Shita merasa sesak, teringat kembali akan yang dia lihat malam itu. Dia menarik pelan nafasnya, dan mulai bicara, agar kesedihannya tidak dilihat orang lain. "Terimakasih mama," Shita langsung memeluk wanita yang akrab di panggil mama El tersebut.
"Abi, bolehkan aku minta tolong? Aku ingin kau kabari kedua orang tuaku, kalau aku baik-baik saja." Pinta Shita.
"Dengan senang hati nona, saya akan berkunjung kekediaman nona, untuk menemui pak Sammy dan bu Ana."
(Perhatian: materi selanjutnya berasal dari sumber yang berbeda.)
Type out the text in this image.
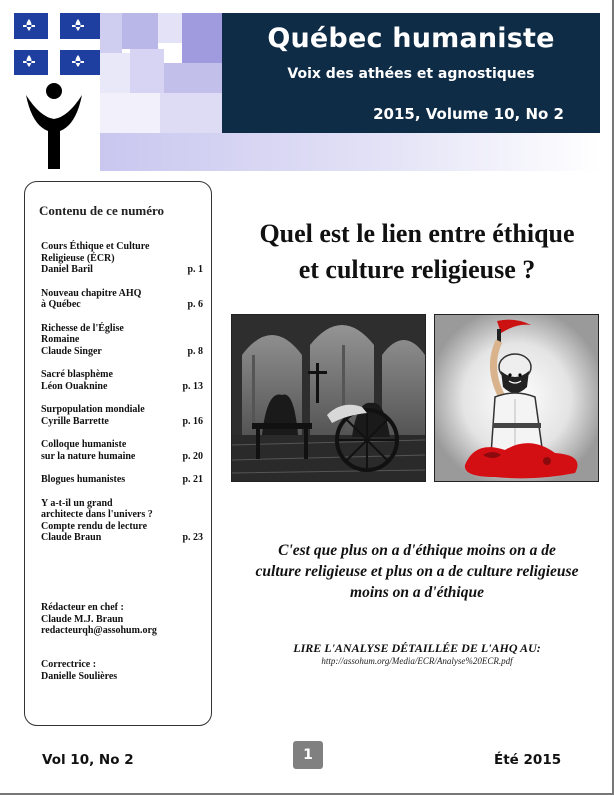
Québec humaniste
Voix des athées et agnostiques
2015, Volume 10, No 2
Contenu de ce numéro
Cours Éthique et Culture
Religieuse (ÉCR)
Daniel Baril	p. 1
Nouveau chapitre AHQ
à Québec	p. 6
Richesse de l'Église
Romaine
Claude Singer	p. 8
Sacré blasphème
Léon Ouaknine	p. 13
Surpopulation mondiale
Cyrille Barrette	p. 16
Colloque humaniste
sur la nature humaine	p. 20
Blogues humanistes	p. 21
Y a-t-il un grand
architecte dans l'univers ?
Compte rendu de lecture
Claude Braun	p. 23
Rédacteur en chef :
Claude M.J. Braun
redacteurqh@assohum.org
Correctrice :
Danielle Soulières
Quel est le lien entre éthique
et culture religieuse ?
C'est que plus on a d'éthique moins on a de
culture religieuse et plus on a de culture religieuse
moins on a d'éthique
LIRE L'ANALYSE DÉTAILLÉE DE L'AHQ AU:
http://assohum.org/Media/ECR/Analyse%20ECR.pdf
Vol 10, No 2	1	Été 2015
Shita sampai di ruangan yang akan menjadi kamar pribadinya, dia di berikan kamar khusus untuknya, karena saat ini dia tengah hamil.
__ADS_1
"Semua keperluan anda, sudah saya siapkan, baju dan perlengkapan lainnya, hiduplah dengan nyaman nona muda, jangan memikirkan hal lain, pikirkan diri anda dan calon bayi yang berproses dalam rahim anda." Seru Abi.
Shita mengangguk pelan, menanggapi kata-kata Abi. Sedang Abi dan mama El, langsung pergi dari kamar Shita.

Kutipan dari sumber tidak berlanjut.